XML-RPC is a simple protocol for making remote procedure calls;
function parameters are converted into an XML format and sent using
HTTP.  Implementations exist for many different languages, and there
are two Python implementations, /F's xmlrpclib.py and Eric Kidd's C
library.  Kidd posted to suggest using /F's code:

        My library, although nice, is intended for C programmers, and
        needlessly duplicates a lot of Python functionality.  It has its
        own data model (based on Python's), UTF-8 processing (based on
        Python's), structure builder (based on Python's), and so
        on. You get the picture.

One objections raised was that XML-RPC is ostensibly ASCII-only,
though almost everyone seems to ignore this and supports Unicode
anyway, as Eric Kidd pointed out:
    
        Fredrik's library supports Unicode.  My library supports Unicode.
        The Java libraries all support Unicode.  And furthermore, we all
        appear to have interop.

I was +0, as while XML-RPC works pretty well, what it does isn't
very much:

        My misgiving is that XML-RPC is pretty limited, the lack of
        support for None being particularly painful to a Python
        programmer.  Perhaps, if we can only have one, SOAP would be
        better, but I haven't used SOAP seriously for anything yet.

/F was +1 on adding xmlrpclib.py, -0 on SOAP support:

        -0 on soap support in 2.2 (it's still a moving target; a new spec
        draft was released this weekend).  if we want something now, it
        should be cayce ullman's SOAP.py, not my soaplib.py.  but I don't
        think we need SOAP in the standard library for another year or
        two.

        (fwiw, my current thinking is that SOAP is a flawed idea, and that
         the need for SOAP will go away when people get better XML/Schema
         tools, but that's another story.  and don't get me started on SOAP
         BDG...)
        
So he checked in the code, and ESR contributed documentation for the
module.  There's no sign that SOAP is going into 2.2, as everyone
seemed rather lukewarm about it.

GvR also wondered if Python 2.2 should support DAV ("That's another
open protocol that Python could easily support out of the box.") and
/F agreed, but Greg Stein, the DAV expert and champion on python-dev,
remained silent.


site-packages on Windows
========================

On Windows, third-party Python packages get installed into the root of
the Python installation, C:\PYTHON2.1.  Pete Shinners complained about
this:

        for the love of all things good, can we please make a
        recommendation in our PEP that the windows installation location
        be something other than "C:\PYTHON21"? something like
        "C:\PYTHON21\SITE-PACKAGES" would be a big improvement. i thought
        i heard that macpython recently made this "fix", why is the
        windows version lagging on this?

PEP 250, by Paul Moore, discusses fixing this.
http://python.sourceforge.net/peps/pep-0250.html

        
Encodings for Unicode literals
==============================

Another lengthy thread centred around PEP 263, "Defining Unicode
Literal Encodings", by M.-A. Lemburg, which suggests using the
directive statement proposed by PEP 244 to define a default encoding
for Unicode literals.  Right now a Unicode literal always uses the
'unicode-escape' encoding, so a literal such as u"\u1234\u4720" is
turned into a 2-character Unicode string consisting of U+1234, U+4720.
PEP 263 suggests that you could define the encoding to be something
else, so you could put, say, Cyrillic characters into a Unicode
literal and have them be automatically converted.
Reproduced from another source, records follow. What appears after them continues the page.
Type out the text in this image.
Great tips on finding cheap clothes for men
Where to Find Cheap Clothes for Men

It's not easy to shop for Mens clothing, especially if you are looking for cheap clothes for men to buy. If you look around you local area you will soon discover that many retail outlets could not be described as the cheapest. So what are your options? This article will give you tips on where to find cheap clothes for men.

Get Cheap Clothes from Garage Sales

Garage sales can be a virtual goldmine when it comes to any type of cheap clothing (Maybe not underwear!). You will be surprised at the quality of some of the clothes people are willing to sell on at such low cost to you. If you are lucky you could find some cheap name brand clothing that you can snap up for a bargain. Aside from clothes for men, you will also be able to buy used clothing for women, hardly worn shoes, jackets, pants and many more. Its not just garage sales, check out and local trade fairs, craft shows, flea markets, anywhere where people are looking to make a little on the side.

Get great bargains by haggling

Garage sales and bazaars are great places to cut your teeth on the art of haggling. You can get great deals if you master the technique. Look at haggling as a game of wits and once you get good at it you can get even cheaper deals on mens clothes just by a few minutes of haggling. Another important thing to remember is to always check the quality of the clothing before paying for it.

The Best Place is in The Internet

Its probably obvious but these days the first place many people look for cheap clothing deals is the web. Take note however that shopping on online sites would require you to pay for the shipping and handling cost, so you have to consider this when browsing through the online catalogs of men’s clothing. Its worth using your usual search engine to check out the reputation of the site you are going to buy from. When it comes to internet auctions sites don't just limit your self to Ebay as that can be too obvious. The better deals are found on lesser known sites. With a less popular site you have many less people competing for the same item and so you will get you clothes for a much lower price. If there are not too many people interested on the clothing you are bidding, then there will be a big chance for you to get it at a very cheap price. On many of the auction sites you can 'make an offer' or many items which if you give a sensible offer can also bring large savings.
Most of the problems people have aren't with the idea of indicating
the encoding, but rather with how it should be done.  PEP 263
suggests something like this:
    directive unicodeencoding = "UTF-8"

But that syntax isn't actually allowed by PEP 244.  There's also a
circular problem with module docstrings; many tools expect the module
docstring to be the very first thing in the file, preceded only by
comments and blank lines, so putting a directive first will break such
tools.  But the encoding should apply to the docstring if it's a
Unicode literal, so the directive has to come first.

Discussion was inconclusive.  Some people liked the idea; others think
a comment would be better and easier for non-Python tools such as
editors to deal with; yet others don't approve of having a 'directive'
statement at all.  There seems agreement that the issue of source file
encoding is worth clearing up, but no obvious solution is at hand.